Last year, the city allotted $100,000 for the shelter, which opened first in the Greenpoint Reformed Church and then moved to the Church of Ascension after neighbors opposed the program.

"The agency dedicated a great deal of time and resources to the two respite bed spaces last year, and it is unfortunate that neither church will continue the program this year," the spokeswoman said. "After many months of fruitlessly searching for a partner, Homeless Services reallocated funding to stabilization beds reserved for the street homeless in the borough as we best saw fit."

McDonnell also lamented that no space had taken on the responsibility of hosting the shelter. Two years ago, the city also offered funding for a shelter but no space agreed to take on the task.

The Greenpoint Reformed Church's leader, Ann Kansfield, said she wished she could host the shelter again, but that her block's opposition had made it impossible after a group of neighbors took their concerns about the shelter to local officials.

"It’s a tragedy that anyone in our great city and our great neighborhood has to sleep outside in the cold," Kansfield said. "Every year up until last year at least one person died in our neighborhood. We really need to find a sustainable solution for this population that is uniquely connected to Greenpoint."

As for the Church of Ascension as a potential location, Rev. John Merz said his congregation was in no position to open the shelter this year.

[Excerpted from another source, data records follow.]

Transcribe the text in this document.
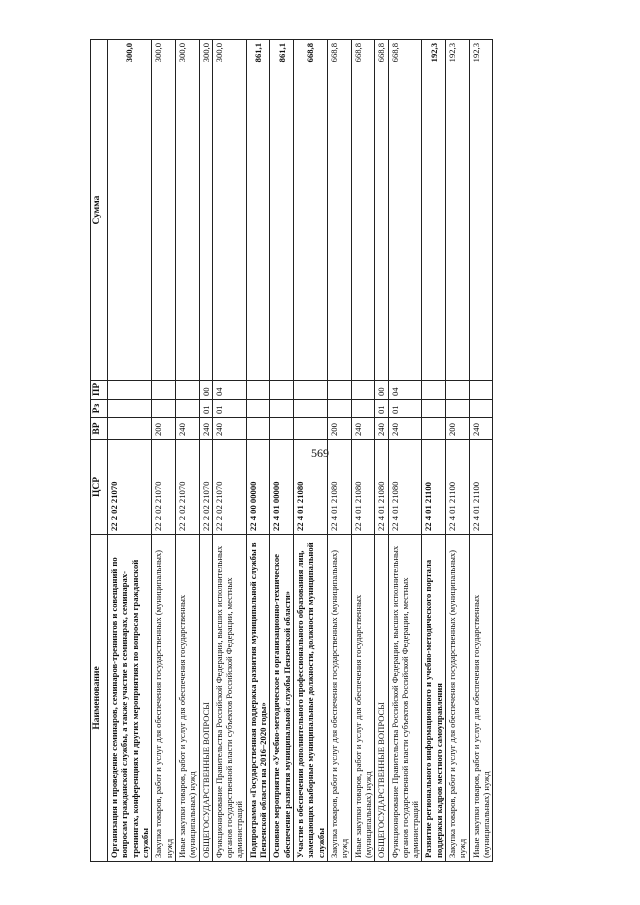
569
Наименование	ЦСР	ВР	Рз	ПР	Сумма
Организация и проведение семинаров, семинаров-тренингов и совещаний по вопросам гражданской службы, а также участие в семинарах, семинарах-тренингах, конференциях и других мероприятиях по вопросам гражданской службы	22 2 02 21070				300,0
Закупка товаров, работ и услуг для обеспечения государственных (муниципальных) нужд	22 2 02 21070	200			300,0
Иные закупки товаров, работ и услуг для обеспечения государственных (муниципальных) нужд	22 2 02 21070	240			300,0
ОБЩЕГОСУДАРСТВЕННЫЕ ВОПРОСЫ	22 2 02 21070	240	01	00	300,0
Функционирование Правительства Российской Федерации, высших исполнительных органов государственной власти субъектов Российской Федерации, местных администраций	22 2 02 21070	240	01	04	300,0
Подпрограмма «Государственная поддержка развития муниципальной службы в Пензенской области на 2016–2020 годы»	22 4 00 00000				861,1
Основное мероприятие «Учебно-методическое и организационно-техническое обеспечение развития муниципальной службы Пензенской области»	22 4 01 00000				861,1
Участие в обеспечении дополнительного профессионального образования лиц, замещающих выборные муниципальные должности, должности муниципальной службы	22 4 01 21080				668,8
Закупка товаров, работ и услуг для обеспечения государственных (муниципальных) нужд	22 4 01 21080	200			668,8
Иные закупки товаров, работ и услуг для обеспечения государственных (муниципальных) нужд	22 4 01 21080	240			668,8
ОБЩЕГОСУДАРСТВЕННЫЕ ВОПРОСЫ	22 4 01 21080	240	01	00	668,8
Функционирование Правительства Российской Федерации, высших исполнительных органов государственной власти субъектов Российской Федерации, местных администраций	22 4 01 21080	240	01	04	668,8
Развитие регионального информационного и учебно-методического портала поддержки кадров местного самоуправления	22 4 01 21100				192,3
Закупка товаров, работ и услуг для обеспечения государственных (муниципальных) нужд	22 4 01 21100	200			192,3
Иные закупки товаров, работ и услуг для обеспечения государственных (муниципальных) нужд	22 4 01 21100	240			192,3
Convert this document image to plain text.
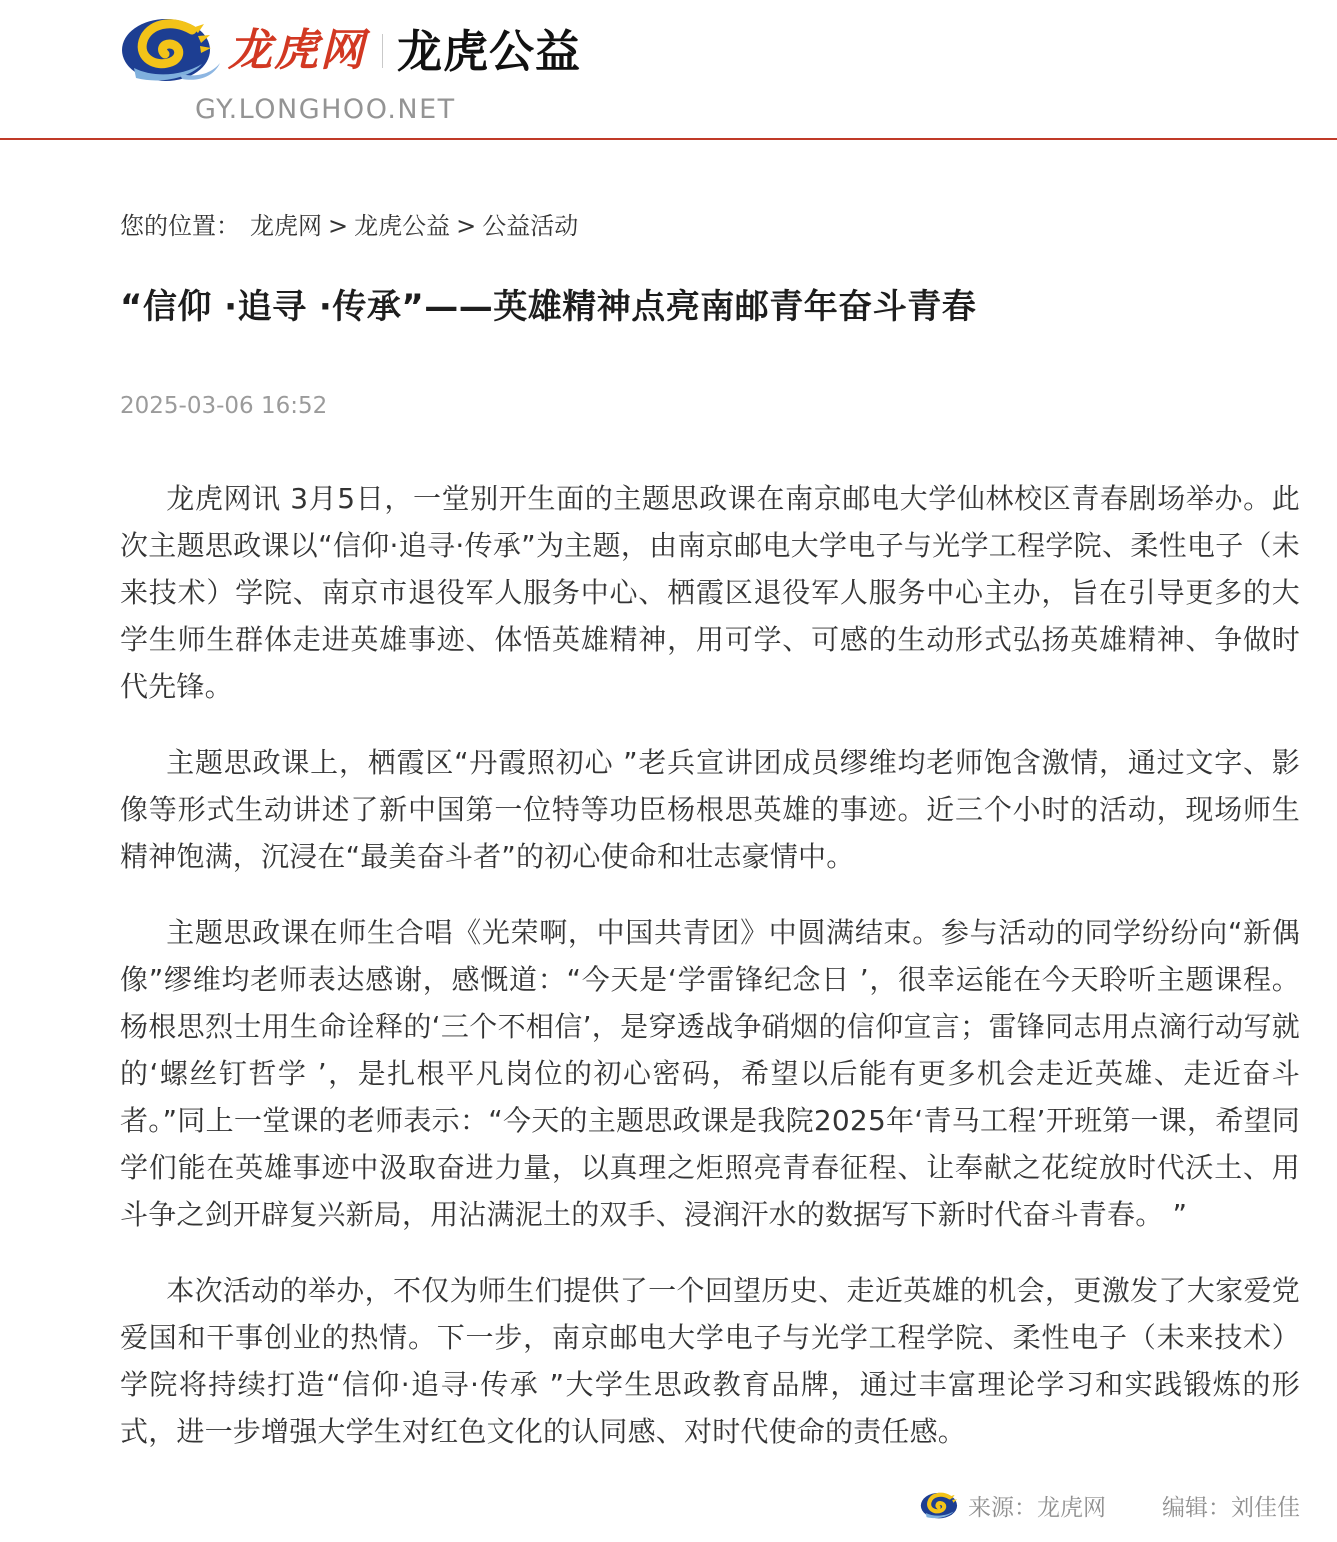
龙虎网 龙虎公益
GY.LONGHOO.NET
您的位置： 龙虎网 > 龙虎公益 > 公益活动
“信仰 ·追寻 ·传承”——英雄精神点亮南邮青年奋斗青春
2025-03-06 16:52

龙虎网讯 3月5日，一堂别开生面的主题思政课在南京邮电大学仙林校区青春剧场举办。此次主题思政课以“信仰·追寻·传承”为主题，由南京邮电大学电子与光学工程学院、柔性电子（未来技术）学院、南京市退役军人服务中心、栖霞区退役军人服务中心主办，旨在引导更多的大学生师生群体走进英雄事迹、体悟英雄精神，用可学、可感的生动形式弘扬英雄精神、争做时代先锋。

主题思政课上，栖霞区“丹霞照初心 ”老兵宣讲团成员缪维均老师饱含激情，通过文字、影像等形式生动讲述了新中国第一位特等功臣杨根思英雄的事迹。近三个小时的活动，现场师生精神饱满，沉浸在“最美奋斗者”的初心使命和壮志豪情中。

主题思政课在师生合唱《光荣啊，中国共青团》中圆满结束。参与活动的同学纷纷向“新偶像”缪维均老师表达感谢，感慨道：“今天是‘学雷锋纪念日 ’，很幸运能在今天聆听主题课程。杨根思烈士用生命诠释的‘三个不相信’，是穿透战争硝烟的信仰宣言；雷锋同志用点滴行动写就的‘螺丝钉哲学 ’，是扎根平凡岗位的初心密码，希望以后能有更多机会走近英雄、走近奋斗者。”同上一堂课的老师表示：“今天的主题思政课是我院2025年‘青马工程’开班第一课，希望同学们能在英雄事迹中汲取奋进力量，以真理之炬照亮青春征程、让奉献之花绽放时代沃土、用斗争之剑开辟复兴新局，用沾满泥土的双手、浸润汗水的数据写下新时代奋斗青春。 ”

本次活动的举办，不仅为师生们提供了一个回望历史、走近英雄的机会，更激发了大家爱党爱国和干事创业的热情。下一步，南京邮电大学电子与光学工程学院、柔性电子（未来技术）学院将持续打造“信仰·追寻·传承 ”大学生思政教育品牌，通过丰富理论学习和实践锻炼的形式，进一步增强大学生对红色文化的认同感、对时代使命的责任感。

来源： 龙虎网 编辑： 刘佳佳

"We were very happy to be able to offer the church as temporary space last year," he said, "and we have been supporting and participating in local efforts to find a more sustainable option for the longer term."

Councilman Levin, who has worked on the issue of local homelessness for years, said he had faith that if the neighborhood found a space, the city would restore funding for a local shelter this winter.

"Right now space is an even bigger challenge than funding," he said. "I'm still hopeful we're going to get funding for a program in Greenpoint."

When some residents began learning of the homeless man's death, they insisted the community needed to unite more than ever to find a new source of funding and a space.

"Councilmember Levin says one of his proudest achievements is that we had no deaths due to overexposure last winter, and I echo that. We need to solve this as a community," said resident Teresa Toro, who attributed part of the neighborhood's opposition to the Greenpoint Reformed Church's shelter to a lack of communication about the plan.

"Already this year we've seen a tragedy, so I think we need to collectively come together as a community, identify a space and get those guys a bed."